Beliau menjawab, “Tidak boleh, kecuali kalau memang kalian tidak menemukan alternatif lain, maka cucilah lalu silahkan makan dengan menggunakan piring tersebut.” (Muttafaq ‘alaih).

Jelas sekali dalam hadits tersebut Rasulullah menyuruh untuk membasuh piring atau tempat makanan yang dipakai orang non muslim yang terindikasi sebelumnya menggunakan najis, seperti babi.

Bekas Goreng Babi
Nah, terkait dengan mencuci wajan bekas menggoreng babi, terjadi perbedaan pendapat, Madzhab Syafi’i mengatakan harus 7 kali, yang pertama air dicampur tanah (Al-Mu’tamad fil fiqh As-Syafi’I, juz 1, Dr Muhammad az-Zuhaili).

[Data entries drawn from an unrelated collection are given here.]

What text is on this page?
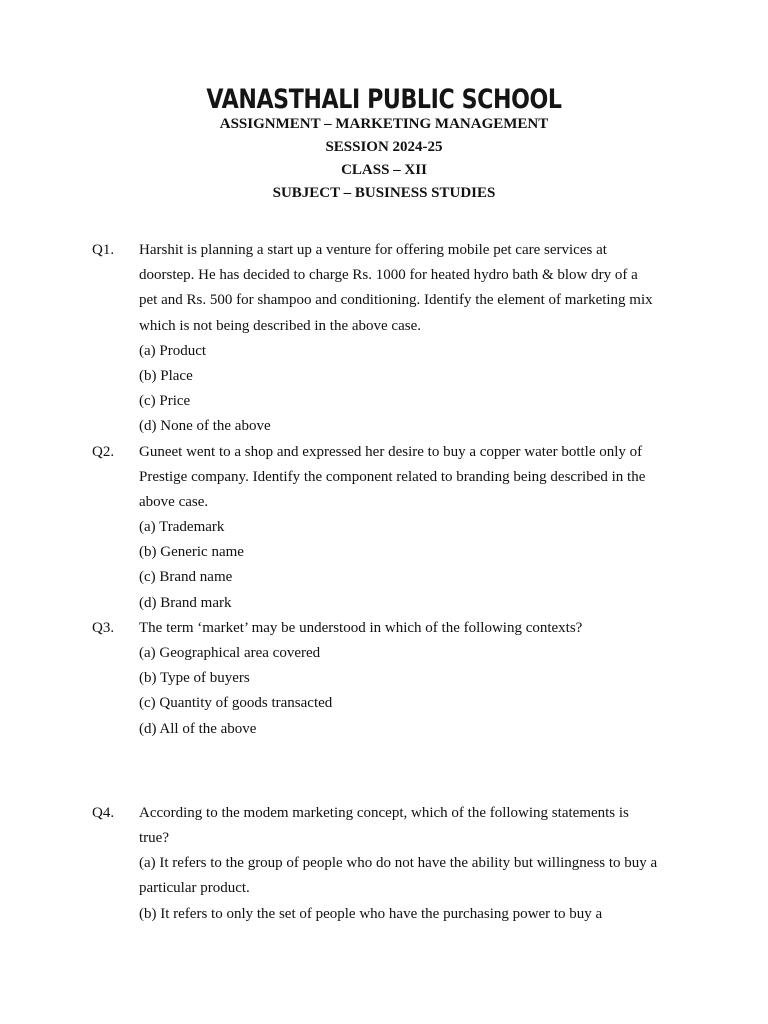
VANASTHALI PUBLIC SCHOOL
ASSIGNMENT – MARKETING MANAGEMENT
SESSION 2024-25
CLASS – XII
SUBJECT – BUSINESS STUDIES
Q1. Harshit is planning a start up a venture for offering mobile pet care services at
doorstep. He has decided to charge Rs. 1000 for heated hydro bath & blow dry of a
pet and Rs. 500 for shampoo and conditioning. Identify the element of marketing mix
which is not being described in the above case.
(a) Product
(b) Place
(c) Price
(d) None of the above
Q2. Guneet went to a shop and expressed her desire to buy a copper water bottle only of
Prestige company. Identify the component related to branding being described in the
above case.
(a) Trademark
(b) Generic name
(c) Brand name
(d) Brand mark
Q3. The term ‘market’ may be understood in which of the following contexts?
(a) Geographical area covered
(b) Type of buyers
(c) Quantity of goods transacted
(d) All of the above
Q4. According to the modem marketing concept, which of the following statements is
true?
(a) It refers to the group of people who do not have the ability but willingness to buy a
particular product.
(b) It refers to only the set of people who have the purchasing power to buy a
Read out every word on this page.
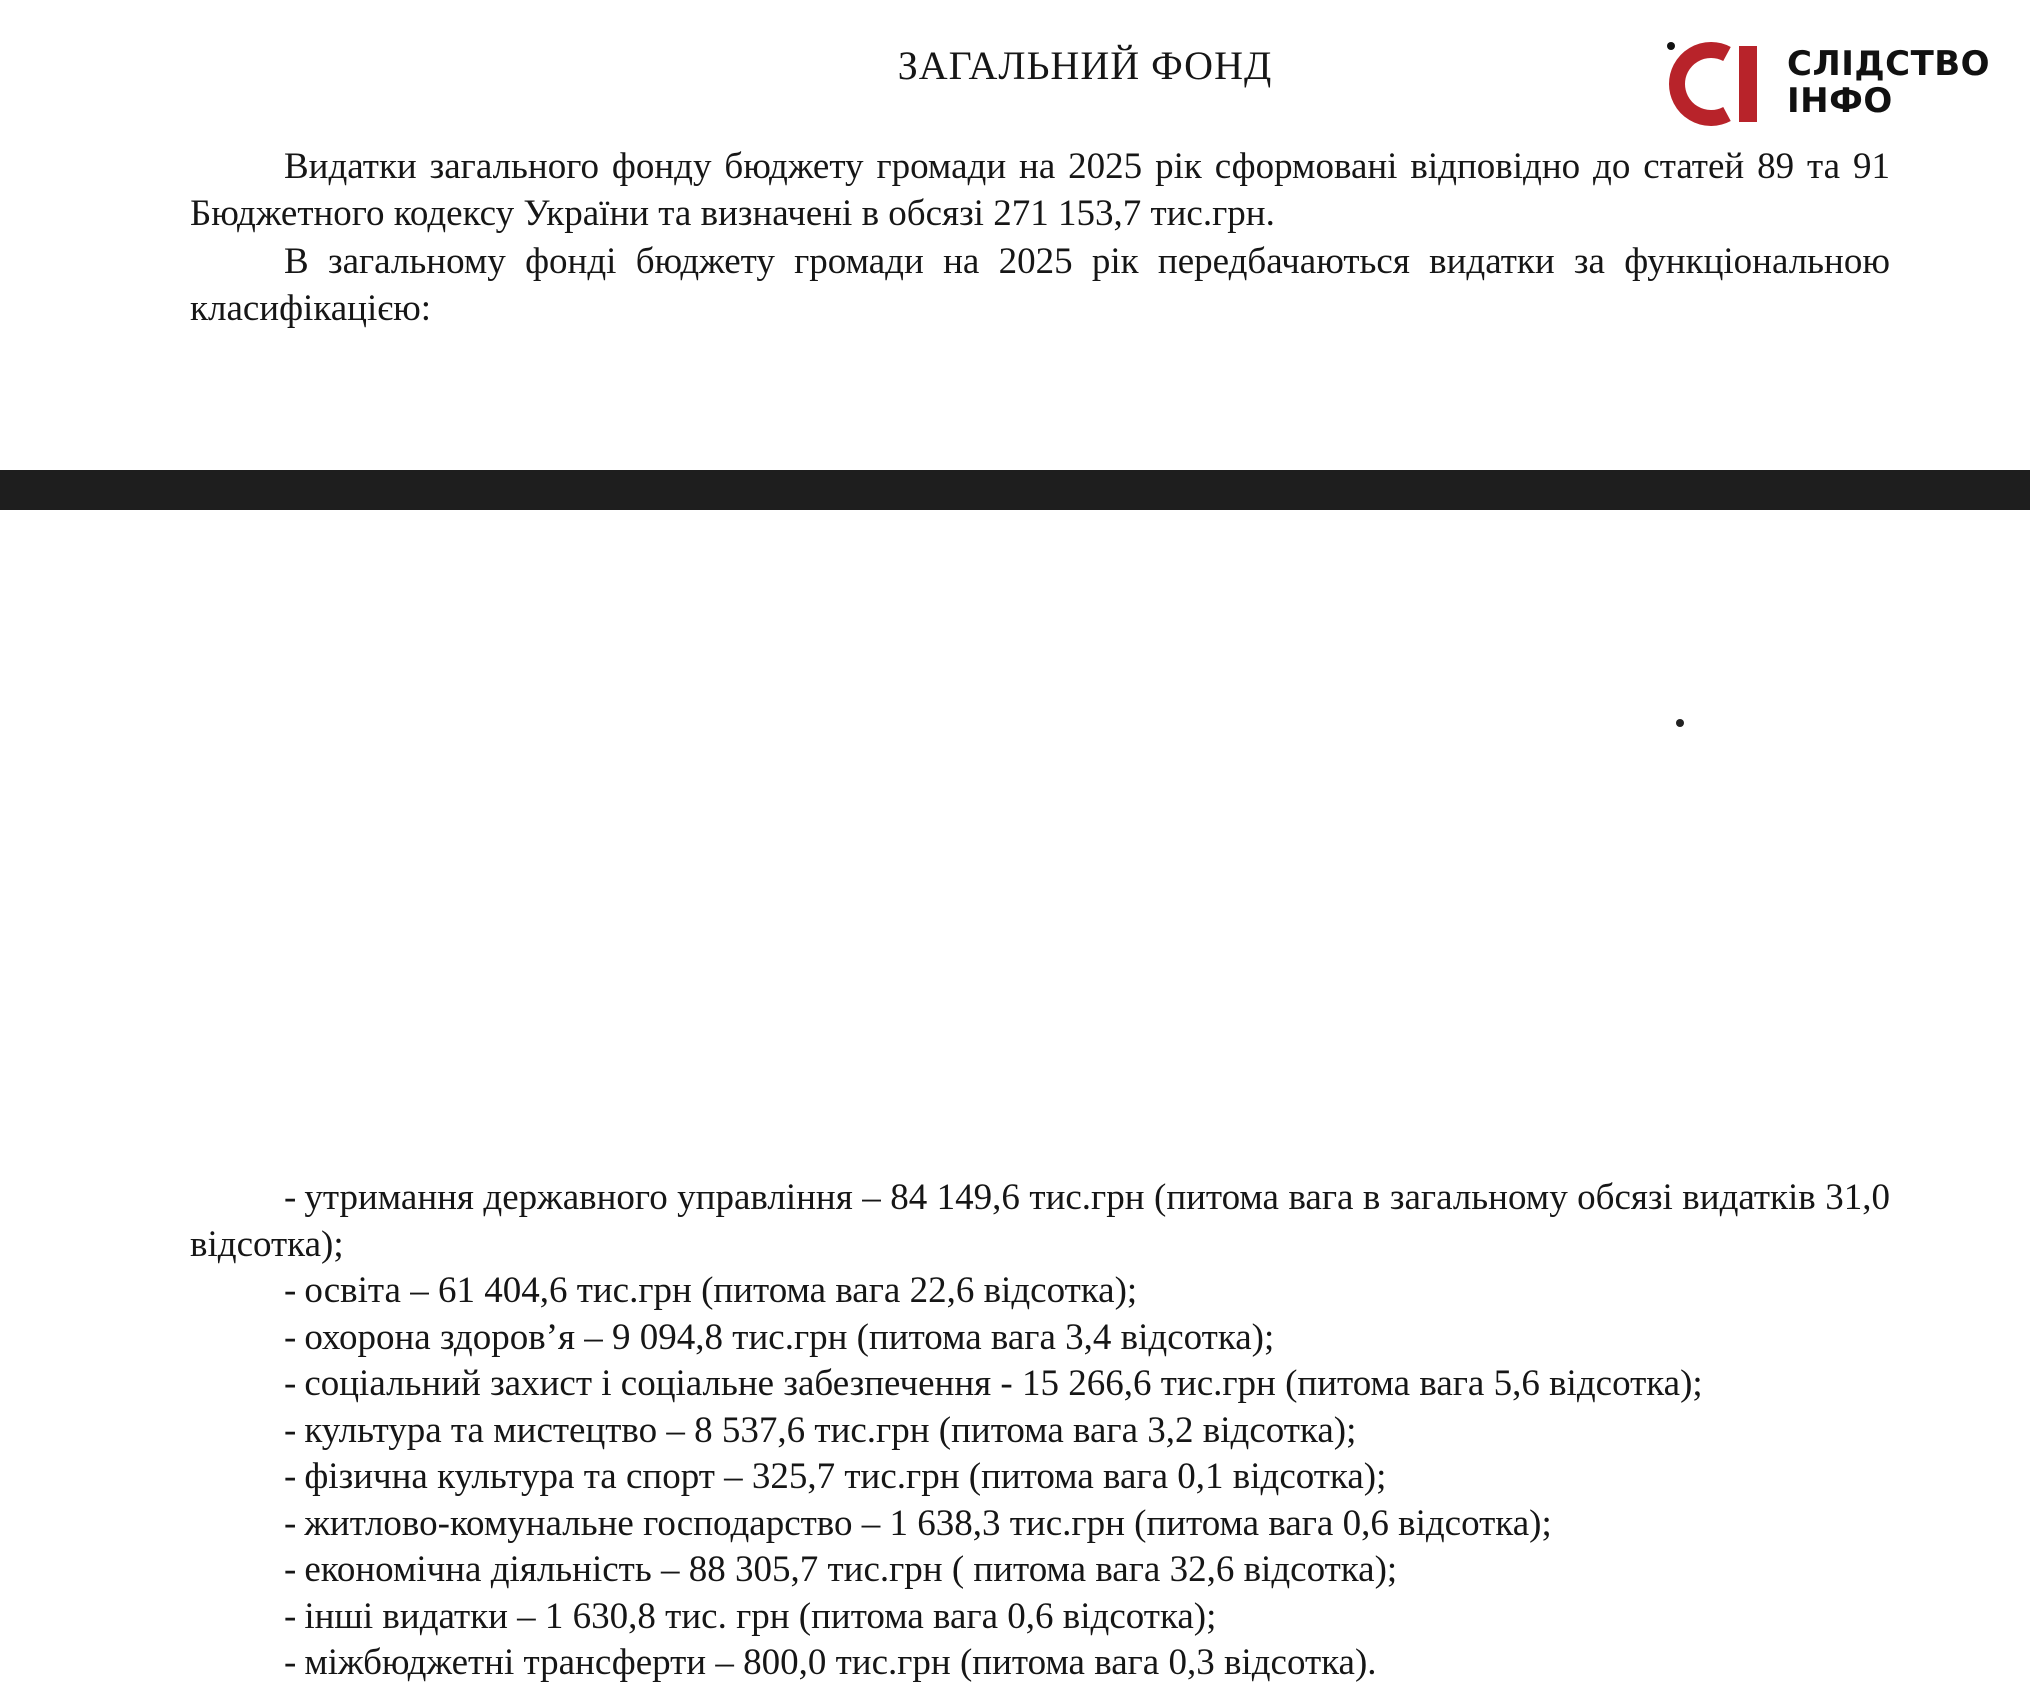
ЗАГАЛЬНИЙ ФОНД

Видатки загального фонду бюджету громади на 2025 рік сформовані відповідно до статей 89 та 91 Бюджетного кодексу України та визначені в обсязі 271 153,7 тис.грн.

В загальному фонді бюджету громади на 2025 рік передбачаються видатки за функціональною класифікацією:

СЛІДСТВО
ІНФО
- утримання державного управління – 84 149,6 тис.грн (питома вага в загальному обсязі видатків 31,0 відсотка);
- освіта – 61 404,6 тис.грн (питома вага 22,6 відсотка);
- охорона здоров’я – 9 094,8 тис.грн (питома вага 3,4 відсотка);
- соціальний захист і соціальне забезпечення - 15 266,6 тис.грн (питома вага 5,6 відсотка);
- культура та мистецтво – 8 537,6 тис.грн (питома вага 3,2 відсотка);
- фізична культура та спорт – 325,7 тис.грн (питома вага 0,1 відсотка);
- житлово-комунальне господарство – 1 638,3 тис.грн (питома вага 0,6 відсотка);
- економічна діяльність – 88 305,7 тис.грн ( питома вага 32,6 відсотка);
- інші видатки – 1 630,8 тис. грн (питома вага 0,6 відсотка);
- міжбюджетні трансферти – 800,0 тис.грн (питома вага 0,3 відсотка).
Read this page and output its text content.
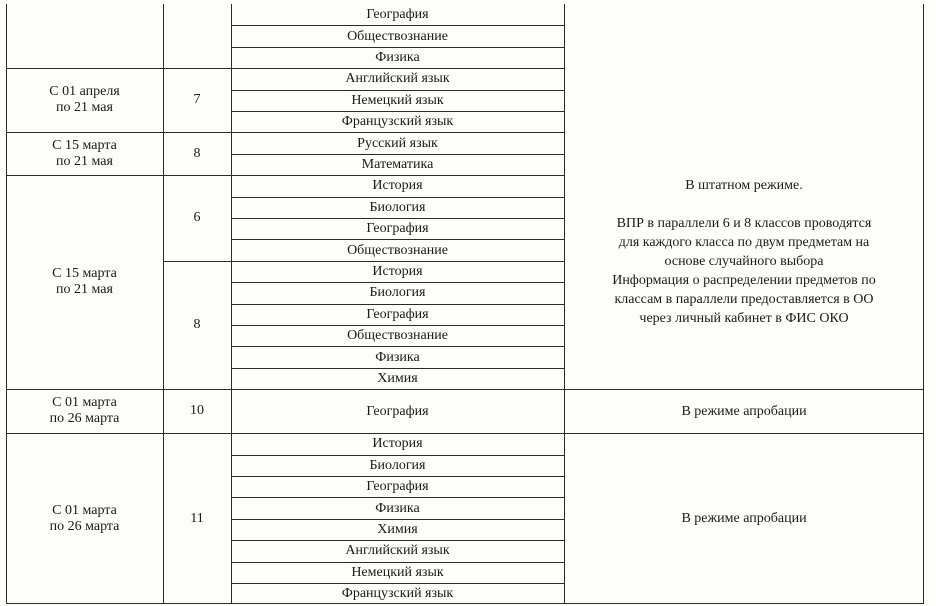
География
Обществознание
Физика
Английский язык
Немецкий язык
Французский язык
7
С 01 апреля
по 21 мая
Русский язык
Математика
8
С 15 марта
по 21 мая
История
Биология
География
Обществознание
6
История
Биология
География
Обществознание
Физика
Химия
8
С 15 марта
по 21 мая
География
10
С 01 марта
по 26 марта
История
Биология
География
Физика
Химия
Английский язык
Немецкий язык
Французский язык
11
С 01 марта
по 26 марта
В штатном режиме.
ВПР в параллели 6 и 8 классов проводятся
для каждого класса по двум предметам на
основе случайного выбора
Информация о распределении предметов по
классам в параллели предоставляется в ОО
через личный кабинет в ФИС ОКО
В режиме апробации
В режиме апробации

Artinya kalau cuma sekedar digosok-gosok atau disabuni dan tidak sampai 7 kali, maka wajan tersebut tetap najis, karena najis babi diqiyaskan dengan najis anjing yang dibasuh sampai 7 kali.

Tetapi, pendapat yang lebih kuat adalah tidak perlu dibasuh 7 kali, Imam Nawawi mengatakan dalam, “Adapun babi hukumnya sama dengan anjing (dibasuh 7 kali) inilah pendapat madzhab kami, sementara itu mayoritas ulama mengatakan bahwa babi tidak perlu dibasuh sampai 7 kali, inilah pendapat Imam Syafi’I dan merupakan pendapat yang dalilnya cukup kuat.” (Syarh Muslim, juz 1).

Jadi, selagi wajan tersebut sudah dibasuh sebelum menggoreng ikan, maka makanan yang Anda makan tersebut adalah halal.